243. QUERELLE (Yön: RAINER WERNER FASSBINDER, 1982)
fassbinder, jean genet’nin tahripkar ve narsist anti kahramanıyla benzersiz kariyerini sonlandırıyor. LGBT sinemasının bu büyük zaferi, midnight express’in yıldızı brad davis, franco nero ve jeanne moreau’yu buluşturuyor. tümüyle aşırı yapay ışık-dekorda geçiyor; en aykırı yönetmenlerden birinin son cümlelerini müthiş bi estetikle birleştiriyor.
244. DUO LUO TIAN SHI (Yön: WONG KAR WAI, 1995)
hüzünle sevincin kol kola gittiği bir şiir, bir şarkı, bir resim bu film. wong kar wai’nin hediyesi. dili olup konuşmayan, dilsiz olup susmayan vb. eksantrik karakterleriyle insanı kalbinden vuran bir imkansız aşklar geçidi. bu kadar üslupçu bir sinemanın bu denli duygulandırması olacak iş değil. benim yönetmene bağlandığım film olduğunu bilin.
245. CANIM KARDEŞiM (Yön: ERTEM EĞiLMEZ, 1973)
hayatımızın en acıklı günlerinden birinde sinemamızın en acıklı filmi, berkin’in hatırasına gelsin.
246. MÙI DU DU XANH (Yön: TRAN ANH HUNG, 1993)
bu fransız yapımı vietnam filmi koşturmayan, bağırmayan, huzur veren bir şey izlemek isteyenler için. doğal yaşamın kendine has sessizliğinde, dinginliğinde cereyan eden bir külkedisi hikayesi. ruha masaj gibi; öyle etkileyici.
247. MON ONCLE (Yön: JACQUES TATI, 1958)
sadece altı filmle sinema tarihinin en büyük yaratıcıları arasına adını yazdırmış tati’nin başyapıtı. tati, kendi bedeninde cisimlenen hulot karakteriyle, bu unutulmaz modernizm eleştirisinde gözleriniz yaşarana dek güldürüyor. tati mizahı da, sineması da başka hiçbir şeye benzemez. hala tanışmadınızsa hayatta yapacağınız en büyük keşiflerden olacak!
248. CREATURE FROM THE BLACK LAGOON (Yön: JACK ARNOLD, 1954)
klagib amerikan bilimkurgusunun altın çağından, sansasyon yaratmış bir fantezi. jaws’ın öncülü gibi. tarih öncesinden kalma tuhaf yaratık terör estirecek, bilim adamları çaresiz kalacak, b film tutkunları çıldıracak. 3 boyutlu çekilmiş, çok sevilmiş, gerçek bir kült bu film. o kadar ki ingmar bergman her yıl doğumgününde bu filmi izlermiş!
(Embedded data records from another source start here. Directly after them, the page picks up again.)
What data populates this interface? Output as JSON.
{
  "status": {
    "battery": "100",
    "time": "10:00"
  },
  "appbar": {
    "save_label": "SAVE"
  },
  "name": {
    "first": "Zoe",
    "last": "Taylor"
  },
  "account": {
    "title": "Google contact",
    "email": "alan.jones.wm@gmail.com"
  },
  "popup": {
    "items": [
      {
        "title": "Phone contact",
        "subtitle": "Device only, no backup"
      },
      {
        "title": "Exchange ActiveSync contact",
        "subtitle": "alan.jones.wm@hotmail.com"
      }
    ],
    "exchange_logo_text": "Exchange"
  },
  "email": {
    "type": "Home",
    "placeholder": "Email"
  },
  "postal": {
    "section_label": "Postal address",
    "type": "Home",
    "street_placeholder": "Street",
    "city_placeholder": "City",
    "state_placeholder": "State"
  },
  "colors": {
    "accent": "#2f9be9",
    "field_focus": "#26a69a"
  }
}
249. UNBREAKABLE (Yön: M. NIGHT SHYAMALAN, 2000)
the sixth sense’le rüya gibi bir başarıya imza atan m. night shyamalan’ın bana göre en iyi filmi. klişeler değil karakterler üzerinde yükselen, alışılmışın çok dışında bi süper kahraman hikayesi. hala bekliyor keşfedilmeyi.
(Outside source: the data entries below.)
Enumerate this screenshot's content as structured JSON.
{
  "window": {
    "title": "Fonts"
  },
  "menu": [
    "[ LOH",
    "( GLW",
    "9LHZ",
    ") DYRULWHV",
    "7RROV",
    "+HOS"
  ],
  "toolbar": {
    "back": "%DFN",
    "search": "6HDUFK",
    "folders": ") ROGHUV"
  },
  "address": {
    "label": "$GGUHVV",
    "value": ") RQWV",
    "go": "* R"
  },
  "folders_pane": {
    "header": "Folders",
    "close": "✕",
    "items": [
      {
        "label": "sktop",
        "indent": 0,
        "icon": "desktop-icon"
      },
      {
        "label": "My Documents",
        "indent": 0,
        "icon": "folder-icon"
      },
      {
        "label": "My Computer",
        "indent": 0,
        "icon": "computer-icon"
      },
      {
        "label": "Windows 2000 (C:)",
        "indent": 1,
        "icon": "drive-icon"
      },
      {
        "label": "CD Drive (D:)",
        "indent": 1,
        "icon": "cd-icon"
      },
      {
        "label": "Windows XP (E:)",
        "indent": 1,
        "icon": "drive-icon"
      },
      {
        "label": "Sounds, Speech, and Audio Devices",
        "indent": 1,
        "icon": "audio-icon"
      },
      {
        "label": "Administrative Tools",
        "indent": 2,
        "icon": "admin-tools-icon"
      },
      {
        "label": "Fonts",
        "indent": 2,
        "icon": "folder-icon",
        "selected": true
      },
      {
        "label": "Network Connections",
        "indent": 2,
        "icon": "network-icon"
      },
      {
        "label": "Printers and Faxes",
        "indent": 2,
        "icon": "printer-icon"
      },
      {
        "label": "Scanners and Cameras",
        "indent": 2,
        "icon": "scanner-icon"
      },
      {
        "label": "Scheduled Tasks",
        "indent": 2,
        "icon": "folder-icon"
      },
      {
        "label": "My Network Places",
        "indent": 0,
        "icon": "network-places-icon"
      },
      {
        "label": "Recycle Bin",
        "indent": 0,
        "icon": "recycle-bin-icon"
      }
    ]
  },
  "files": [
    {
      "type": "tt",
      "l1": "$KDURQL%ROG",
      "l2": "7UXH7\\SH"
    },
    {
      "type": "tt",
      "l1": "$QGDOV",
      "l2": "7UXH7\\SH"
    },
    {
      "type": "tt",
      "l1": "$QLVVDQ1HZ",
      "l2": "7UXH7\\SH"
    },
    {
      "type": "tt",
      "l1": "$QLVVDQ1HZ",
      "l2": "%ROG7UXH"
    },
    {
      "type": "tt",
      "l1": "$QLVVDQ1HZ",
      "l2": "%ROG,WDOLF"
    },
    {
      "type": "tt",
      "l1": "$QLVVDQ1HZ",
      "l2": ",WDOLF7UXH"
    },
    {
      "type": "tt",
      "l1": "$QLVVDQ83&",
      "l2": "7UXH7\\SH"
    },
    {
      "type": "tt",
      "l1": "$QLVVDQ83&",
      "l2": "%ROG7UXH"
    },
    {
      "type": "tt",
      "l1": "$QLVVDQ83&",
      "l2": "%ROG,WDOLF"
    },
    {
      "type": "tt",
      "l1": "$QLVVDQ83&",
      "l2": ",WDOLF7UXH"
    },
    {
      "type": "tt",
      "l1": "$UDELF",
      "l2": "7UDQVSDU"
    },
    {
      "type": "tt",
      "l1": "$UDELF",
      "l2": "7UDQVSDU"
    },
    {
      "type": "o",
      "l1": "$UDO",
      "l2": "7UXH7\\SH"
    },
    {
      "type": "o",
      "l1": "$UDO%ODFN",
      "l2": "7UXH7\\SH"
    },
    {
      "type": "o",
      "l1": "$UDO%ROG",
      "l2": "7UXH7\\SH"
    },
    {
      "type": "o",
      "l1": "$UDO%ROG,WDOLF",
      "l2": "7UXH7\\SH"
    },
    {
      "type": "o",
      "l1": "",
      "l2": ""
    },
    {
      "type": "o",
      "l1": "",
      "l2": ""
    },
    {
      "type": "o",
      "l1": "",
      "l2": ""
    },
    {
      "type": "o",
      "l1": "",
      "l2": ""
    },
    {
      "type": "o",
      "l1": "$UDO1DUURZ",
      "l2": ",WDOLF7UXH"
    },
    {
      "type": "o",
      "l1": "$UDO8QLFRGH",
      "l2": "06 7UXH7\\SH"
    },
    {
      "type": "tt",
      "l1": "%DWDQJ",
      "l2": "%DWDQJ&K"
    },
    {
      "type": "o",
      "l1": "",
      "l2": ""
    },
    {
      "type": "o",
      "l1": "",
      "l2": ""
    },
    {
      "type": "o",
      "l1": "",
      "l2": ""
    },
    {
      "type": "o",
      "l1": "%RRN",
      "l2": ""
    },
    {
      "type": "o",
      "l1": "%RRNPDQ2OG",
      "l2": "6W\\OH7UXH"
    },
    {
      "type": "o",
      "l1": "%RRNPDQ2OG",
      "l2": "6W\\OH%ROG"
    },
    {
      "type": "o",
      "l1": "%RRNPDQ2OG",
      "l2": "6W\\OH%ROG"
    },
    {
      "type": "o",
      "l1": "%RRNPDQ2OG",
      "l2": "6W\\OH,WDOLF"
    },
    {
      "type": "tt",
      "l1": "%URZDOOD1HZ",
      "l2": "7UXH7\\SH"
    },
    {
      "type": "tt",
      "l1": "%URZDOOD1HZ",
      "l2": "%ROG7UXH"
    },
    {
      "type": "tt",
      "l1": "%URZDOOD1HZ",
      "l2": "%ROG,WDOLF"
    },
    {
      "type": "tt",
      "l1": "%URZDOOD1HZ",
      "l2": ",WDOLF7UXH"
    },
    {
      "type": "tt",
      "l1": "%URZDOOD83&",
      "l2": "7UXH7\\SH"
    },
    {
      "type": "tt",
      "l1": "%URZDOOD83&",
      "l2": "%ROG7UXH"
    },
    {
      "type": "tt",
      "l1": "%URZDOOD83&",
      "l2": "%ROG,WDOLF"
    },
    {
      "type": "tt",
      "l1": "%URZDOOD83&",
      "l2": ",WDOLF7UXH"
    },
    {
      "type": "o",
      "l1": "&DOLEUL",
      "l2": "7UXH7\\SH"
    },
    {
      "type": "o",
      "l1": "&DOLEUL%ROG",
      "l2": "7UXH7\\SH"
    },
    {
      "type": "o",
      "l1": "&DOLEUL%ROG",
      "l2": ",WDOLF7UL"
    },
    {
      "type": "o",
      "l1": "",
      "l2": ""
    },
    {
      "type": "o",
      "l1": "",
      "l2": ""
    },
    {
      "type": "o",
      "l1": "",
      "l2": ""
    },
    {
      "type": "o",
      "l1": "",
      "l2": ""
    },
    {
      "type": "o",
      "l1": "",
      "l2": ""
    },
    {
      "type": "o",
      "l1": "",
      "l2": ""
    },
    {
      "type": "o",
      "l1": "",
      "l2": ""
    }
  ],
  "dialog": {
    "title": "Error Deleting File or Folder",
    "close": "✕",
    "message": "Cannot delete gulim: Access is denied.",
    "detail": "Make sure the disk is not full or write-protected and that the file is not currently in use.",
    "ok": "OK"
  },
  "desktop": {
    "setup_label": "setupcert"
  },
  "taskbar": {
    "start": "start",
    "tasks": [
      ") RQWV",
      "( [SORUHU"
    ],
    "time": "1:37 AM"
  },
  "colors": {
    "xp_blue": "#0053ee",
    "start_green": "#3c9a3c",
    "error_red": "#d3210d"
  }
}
250. DAS CABINET DES DR. CALIGARI (Yön: ROBERT WIENE, 1920)
alman ekspresyonizminin en büyük klasiği. benim sessiz sinemaya aşık olmamı sağlamış bir başeser. hikayesi, karakterleri, finaldeki müthiş sürprizi ve yapım tasarımı ile büyüleyen, sinema tarihinin ilk katıksız korku filmi. sinema yazarı olmama yol açmış beş yapıt say deseniz, biri budur efendim. üzerine en çok kafa ve çene yorduğum filmlerdendir.